Bref, j'étais, sinon riche, du moins en espérance….ce qui est déjà beaucoup : du rien brodé et vendu avec talent c'est de l'art…

Mais voilà que les choses se sont gâtées pour moi ; il y a comme un air de répudiation dans mon histoire avec mon président «  de la pauvre Derwichette »….

Je ne suis plus dans son cœur ; telle une vieille bagnole d'occasion qui, après des dizaines (oui, oui, chez nous les voitures ont des vies démultipliées, monuments à la gloire des Pyramides et des Pharaons, embaumées) d'années de bons et de loyaux services, usée jusqu'à la corde de ses courroies et autres pistons, il vient de me larguer au cimetière, à la casse, soumise aux outrages des ferrailleurs : hors d'usage la derwichette, plus assez jeune….

MON président est devenu, le « Président des jeunes ».

Et quand je dis « jeune », je dis « jeune » : pas une ride, une peau écoeurante d'élasticité, des cous fermes, l'insolence des dents qui en sont encore au stade dents de lait, l'impertinence de ceux qui croient encore que le monde leur appartient, qu'ils auront le beurre, l'argent du beurre et le zrig avec, sans compter la bergère.

Il les aime tellement ces jeunes qu'il leur a consacré une soirée entière.

Partout où nos yeux vieillissants se posaient on ne voyait que ça des « djeuns », à en avoir une indigestion ; et une bonne crise de jalousie….

Toute cette jeunesse….bien jeune…

Jeune, c'est à dire, dans la tête de mon infidèle de président, une moyenne d'âge de 20 ans ; quelques dérogations à des trentenaires…
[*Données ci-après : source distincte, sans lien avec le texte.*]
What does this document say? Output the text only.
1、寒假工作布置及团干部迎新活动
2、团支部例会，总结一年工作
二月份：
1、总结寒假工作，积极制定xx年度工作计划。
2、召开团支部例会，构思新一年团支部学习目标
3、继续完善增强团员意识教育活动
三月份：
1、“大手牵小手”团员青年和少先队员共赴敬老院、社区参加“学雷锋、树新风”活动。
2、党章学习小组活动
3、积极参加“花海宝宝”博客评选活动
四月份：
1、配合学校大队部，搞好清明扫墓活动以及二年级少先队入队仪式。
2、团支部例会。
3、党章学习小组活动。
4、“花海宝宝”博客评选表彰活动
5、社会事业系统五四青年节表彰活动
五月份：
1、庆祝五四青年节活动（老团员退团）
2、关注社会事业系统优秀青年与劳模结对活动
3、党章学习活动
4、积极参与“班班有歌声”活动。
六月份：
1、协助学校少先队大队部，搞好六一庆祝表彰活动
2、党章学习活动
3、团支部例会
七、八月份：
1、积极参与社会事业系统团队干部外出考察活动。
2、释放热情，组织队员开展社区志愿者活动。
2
A partir de 35 ans plus rien.

Je ne parle pas des quadras et des quinqua… Le quadra est un grand père ; le quinqua est une relique ont dû lui murmurer ses conseillers en communication sultanesque…. pour le reste, rien dans le manuel d'utilisation….

Notre Amir al Mouminin aime ses concitoyens, les Nous Z'Autres ; il les a différenciés en castes, petit exercice mnémotechnique histoire de se souvenir de ce que nous sommes.

Il a commencé sa mandature en s'occupant des Pauvres, c'est à dire la majorité : il fut alors «Président des Pauvres »…. Mais tous ces pauvres éparpillés sur l'immensité de notre république, pauvres jamais contents, ça use et ça fatigue…Quand on a tout promis, sauf la théorie du Big Bang, les caisses des promesses sont vides. En grattant un peu on pourrait trouver un peu de poudre de perlimpimpim…Juste suffisant pour les pauvres du carrefour du Bana blanc….

Aujourd'hui, à quelques mois de la « votation » présidentielle, il devient le « Président des Jeunes ».

A savoir si ces Jeunes là sont pauvres et/ou riches, je n'ai pas la réponse….

Cette propension a être, absolument, le Président d'une catégorie sociale donnée, de façon quasi frénétique, est un bon sujet de psychanalyse et nous en dirait beaucoup sur l'enfance de notre Sultan : un tel besoin d'amour et de reconnaissance…Partant de ce besoin d'amour, je ne peux que conseiller à mon infidèle, de zieuter vers d'autres catégories.

Après le show «  pauvres », le show « Presse et citoyens à Néma », le show « Jeunes », pourquoi pas un show «  Vieux », un show « Noirs », un show « Blancs », un show « mamies et papies », un show «  d'âge indéfini », un show «  les buveurs de lait »…

Selon le quartier, la région, le village, etc, il pourrait y avoir des variantes : «  le show des papis blancs pauvres » ; le lendemain, » le show des papis blancs riches »…

Il pourrait y avoir le « show de l'opposition ».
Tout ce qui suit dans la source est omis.